My preferred option “Can you do it for me?” is only reluctantly followed by “Can you show me?” Reading the manual and learning it myself is a distant third. My first response to technical challenge is to take my hands off the wheel and my foot off the pedal - while driving. I have a vague recollection of doing just that at 16 years old, on Highway 401 in a driver’s ed car. Luckily the teacher had his own set of pedals.
The other day my friend-of-a-friend Jay read my newborn blog, commented that he really like it (thanks Jay!!) and asked why I was using drupal, when wordpress.com or wordpress.org were far superior programs. That very morning my friend Alanna Cavanagh, a wonderful artist and illustrator who has a great blog (http://alannacavanagh.blogspot.com/) was telling me that she uses a simple program called blogger.
“It’s not a web site like yours is," she said "but it’s really easy to use.”
I have a website? I thought I had a blog. And the next morning on f/b someone named Leigh that I don’t (yet) know threw in her two cents worth “Tumblr is easy breezy”. A quick google search told me Tumblr offers something called bookmarklets. How cute is that?
I started to panic. What do I do now? Tumblr, wordpress, blogger, drupal? I feel paralyzed by things I’m not convinced I need to care about. Choice, while conceptually ideal, can be practically befuddling.
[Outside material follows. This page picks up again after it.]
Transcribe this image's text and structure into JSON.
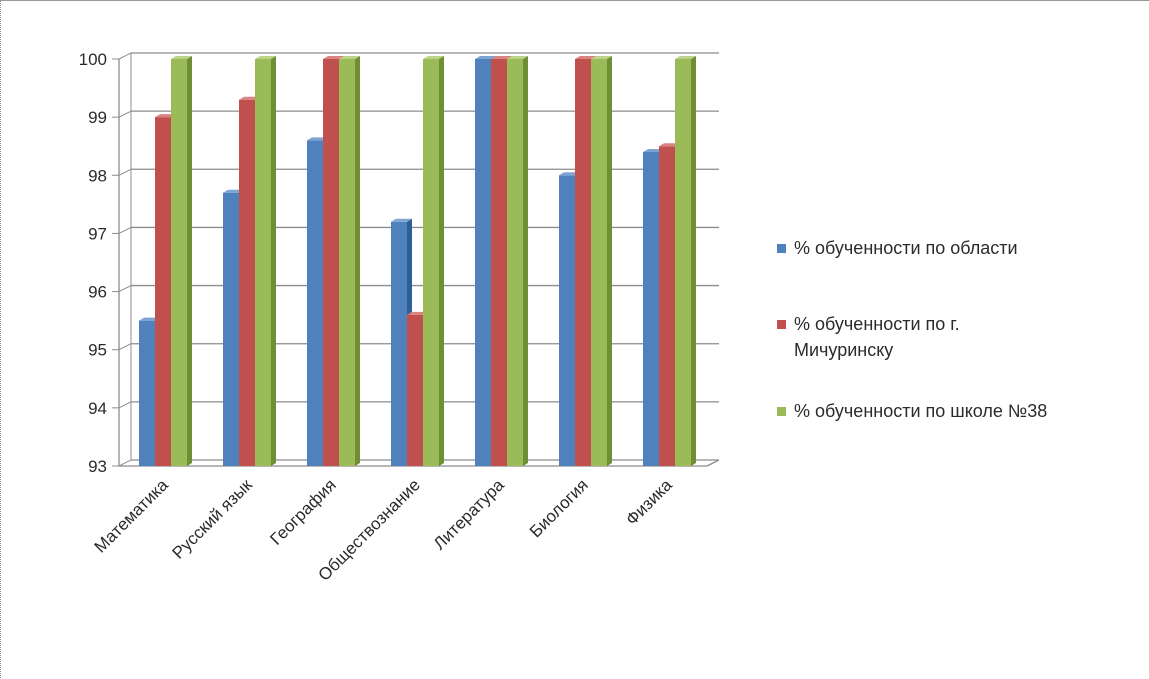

I felt overwhelmed by the myriad options on the menu at Fresh restaurant the other day. (I got over it.) I believe that the ratio of befuddlment:choice correlates directly to familiarity. I know what tempeh is (sort of), as for wordpress…
Being in control of my technical environment has never been a priority. I approach it on a need to know basis and define “need” in narrow terms. I’m like that with a lot of information. Disinclined to dig down, happy to skim along the surface. I left grad school when I realized there was a serious incongruity between my relationship to detail and that of the academy.
It took me 7 years of fantasizing (vaguely) about skype before Bryan said to me “just click here”. Really it was that simple. All the tools for free long distance at my disposal and I'd been going merrily along, year after year, paying one of my Oh so favourite companies, Bell, for the privilege.
The other night I was out with my friend Jeremy, a mathematician at the University of Toronto. A colleague of his walked into the restaurant. "That's John Mighton," he said."He's blowing the lid off the way math is taught." Mighton has written a book called The Myth of Ability that outlines his program Jump Math, a new way to teach math to kids that looks to be eliminating the bell curve, calling into question that "oh she/he's just good at math" assumption. (http://opinionator.blogs.nytimes.com/2011/04/18/a-better-way-to-teach-math/)
Simply put the approach breaks problems into minute steps. Currently math teaching assumes leaps many of us don’t make on our own. I hated math in high school. It scared me and that fear of math and technology in general left me without inclination to demystify it for myself. Some people dive in to conquer the unknown. Well I dive too – head right into the sand.
And here I am now a blogger. Might this coupling of technology and writing be the 12-step program I need to get over the fear? Might I soon know exactly what it is I don’t need to know? So, hand held tightly (don't let go Bryan), bright yellow life jacket strapped on, nose plugged, I'm taking the leap.